Como foi que a sra. chegou à Costa Rica? No sábado, 24 de novembro, oficiais bateram à porta da minha casa com uma intimação. Eu deveria comparecer à Direção Geral de Migração na segunda 26, pela manhã. Obedeci e fui para lá com minha advogada, mas não deixaram que ela entrasse comigo. No prédio, eles leram uma resolução que cancelava minha cidadania nicaraguense. Fui algemada e levada para a prisão El Chipotle, um cárcere da época de Anastasio Somoza (1925-1980). Fiquei lá entre quatro e seis horas. Tiraram fotos, pegaram minhas digitais e passaram parafina nas minhas mãos, para ver se eu tinha disparado alguma arma. Então, fui levada para uma cela com outras mulheres. Elas são o que chamamos de “autoconvocadas” ou “azul e branco”: participaram das manifestações contra o governo, mesmo sem pertencer a partido algum. Algumas estavam presas havia mais de vinte dias. Fiquei lá umas horas e me chamaram novamente, dizendo que eu seria expulsa do país.

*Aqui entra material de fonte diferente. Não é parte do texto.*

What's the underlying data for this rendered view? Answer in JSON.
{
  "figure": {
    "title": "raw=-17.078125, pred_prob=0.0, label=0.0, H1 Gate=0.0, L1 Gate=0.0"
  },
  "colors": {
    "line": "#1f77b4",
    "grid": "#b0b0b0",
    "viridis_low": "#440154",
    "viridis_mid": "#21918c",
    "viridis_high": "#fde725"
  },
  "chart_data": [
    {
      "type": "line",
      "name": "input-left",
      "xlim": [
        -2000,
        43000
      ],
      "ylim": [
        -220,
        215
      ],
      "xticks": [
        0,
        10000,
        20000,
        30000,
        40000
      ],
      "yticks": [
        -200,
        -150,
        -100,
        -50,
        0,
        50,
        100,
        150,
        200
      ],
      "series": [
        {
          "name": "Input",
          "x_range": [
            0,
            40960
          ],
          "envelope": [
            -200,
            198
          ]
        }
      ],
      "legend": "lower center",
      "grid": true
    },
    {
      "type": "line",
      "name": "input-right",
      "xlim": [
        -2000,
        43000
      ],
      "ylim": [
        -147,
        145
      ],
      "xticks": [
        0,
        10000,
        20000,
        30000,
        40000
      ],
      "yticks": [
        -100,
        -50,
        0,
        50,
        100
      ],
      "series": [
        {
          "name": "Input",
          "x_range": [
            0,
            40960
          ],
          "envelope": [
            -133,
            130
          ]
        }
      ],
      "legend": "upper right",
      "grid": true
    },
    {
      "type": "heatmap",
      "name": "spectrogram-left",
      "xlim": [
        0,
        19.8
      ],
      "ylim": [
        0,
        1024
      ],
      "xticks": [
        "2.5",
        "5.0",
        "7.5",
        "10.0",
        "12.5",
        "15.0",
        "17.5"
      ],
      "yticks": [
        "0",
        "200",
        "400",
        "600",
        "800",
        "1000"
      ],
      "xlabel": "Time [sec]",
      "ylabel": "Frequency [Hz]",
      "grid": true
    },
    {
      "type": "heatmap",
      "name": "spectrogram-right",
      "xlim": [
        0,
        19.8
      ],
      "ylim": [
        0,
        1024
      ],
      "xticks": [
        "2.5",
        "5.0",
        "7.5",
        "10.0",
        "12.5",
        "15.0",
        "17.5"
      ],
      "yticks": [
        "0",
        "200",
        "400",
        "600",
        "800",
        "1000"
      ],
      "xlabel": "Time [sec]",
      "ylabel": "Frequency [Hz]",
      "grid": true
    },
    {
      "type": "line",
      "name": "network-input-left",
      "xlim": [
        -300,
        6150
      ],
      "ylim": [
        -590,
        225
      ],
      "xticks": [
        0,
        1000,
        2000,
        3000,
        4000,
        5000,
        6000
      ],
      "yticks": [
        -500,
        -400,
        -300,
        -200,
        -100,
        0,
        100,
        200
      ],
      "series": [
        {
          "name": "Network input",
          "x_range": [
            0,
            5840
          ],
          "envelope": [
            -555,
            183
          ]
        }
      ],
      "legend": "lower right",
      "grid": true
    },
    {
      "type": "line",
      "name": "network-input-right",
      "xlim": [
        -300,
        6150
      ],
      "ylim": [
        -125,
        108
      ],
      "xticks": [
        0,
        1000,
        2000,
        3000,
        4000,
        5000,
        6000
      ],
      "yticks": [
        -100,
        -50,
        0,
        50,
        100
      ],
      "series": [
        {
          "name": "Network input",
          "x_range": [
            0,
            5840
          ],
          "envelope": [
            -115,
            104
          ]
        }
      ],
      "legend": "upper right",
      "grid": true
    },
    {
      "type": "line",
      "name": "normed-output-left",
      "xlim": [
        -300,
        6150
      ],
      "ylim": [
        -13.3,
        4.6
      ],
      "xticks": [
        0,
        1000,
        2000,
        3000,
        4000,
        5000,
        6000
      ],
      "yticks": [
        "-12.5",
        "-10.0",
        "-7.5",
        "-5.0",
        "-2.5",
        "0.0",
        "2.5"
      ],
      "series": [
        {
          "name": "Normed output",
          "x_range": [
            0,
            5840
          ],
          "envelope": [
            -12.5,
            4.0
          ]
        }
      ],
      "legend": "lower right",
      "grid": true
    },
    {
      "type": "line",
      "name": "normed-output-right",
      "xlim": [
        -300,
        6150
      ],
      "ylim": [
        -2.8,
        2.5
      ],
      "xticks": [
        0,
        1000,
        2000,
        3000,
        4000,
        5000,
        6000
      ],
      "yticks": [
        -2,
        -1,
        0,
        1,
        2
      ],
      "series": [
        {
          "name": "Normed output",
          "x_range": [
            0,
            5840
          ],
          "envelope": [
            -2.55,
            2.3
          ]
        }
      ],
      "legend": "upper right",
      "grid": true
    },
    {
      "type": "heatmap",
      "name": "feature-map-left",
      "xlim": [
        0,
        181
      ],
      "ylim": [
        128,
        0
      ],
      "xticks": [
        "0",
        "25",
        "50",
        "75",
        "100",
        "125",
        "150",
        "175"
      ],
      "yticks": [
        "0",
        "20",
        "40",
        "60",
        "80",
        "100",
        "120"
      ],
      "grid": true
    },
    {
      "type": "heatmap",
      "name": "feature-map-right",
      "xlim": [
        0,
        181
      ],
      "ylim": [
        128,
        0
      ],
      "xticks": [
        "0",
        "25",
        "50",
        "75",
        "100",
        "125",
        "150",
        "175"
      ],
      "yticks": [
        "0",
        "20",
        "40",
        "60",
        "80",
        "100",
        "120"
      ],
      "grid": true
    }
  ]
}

Como eles fizeram isso? Fui algemada e colocada em um ônibus. A bordo, havia ao menos oito homens armados com fuzis AK-47 e coletes à prova de balas. Outros dois carros nos acompanharam até a fronteira. Chegando ao destino, soltaram minhas mãos e me entregaram para as autoridades da Costa Rica, que já estavam avisadas.
Por que a expulsaram? Em primeiro lugar, apoiei a denúncia apresentada por Zoilamérica Ortega Murillo, em 1998. Ela acusou seu padrasto e atual presidente Daniel Ortega de a ter violado na infância. Depois disso, tenho sido crítica a Daniel Ortega, da corrupção do governo e da sua atuação ditatorial. Denunciei os desvios de fundos da cooperação venezuelana e o abuso de poder. Acho que são essas coisas que explicam a raiva que o presidente tem contra mim. É por isso que fui a primeira pessoa ferida nos protestos do ano passado, em 18 de abril.
Como foi o ataque? Eu estava em uma manifestação contra a reforma da previdência. Um grupo de paramilitares com capacetes escuros veio de longe e foi direto contra mim. Não era possível ver seus rostos. Eles me bateram com um tronco de árvore e com um tubo. Me machucaram em dois lugares na cabeça, quebraram os dedos da minha mão direita e o meu pulso.
Zoilamérica não retirou a denúncia de abuso sexual contra Daniel Ortega na Comissão Interamericana de Direitos Humanos? O que ela fez foi retirar o caso, não a denúncia. Ela não disse em momento algum que o crime não aconteceu. O que ela fez foi desistir de seguir com o processo, porque seria muito desgastante e não estava levando a nada. Fez isso depois que Ortega venceu as eleições para presidente, em 2006. Ela sabia que a Justiça não seria feita nem dentro do país nem no plano internacional.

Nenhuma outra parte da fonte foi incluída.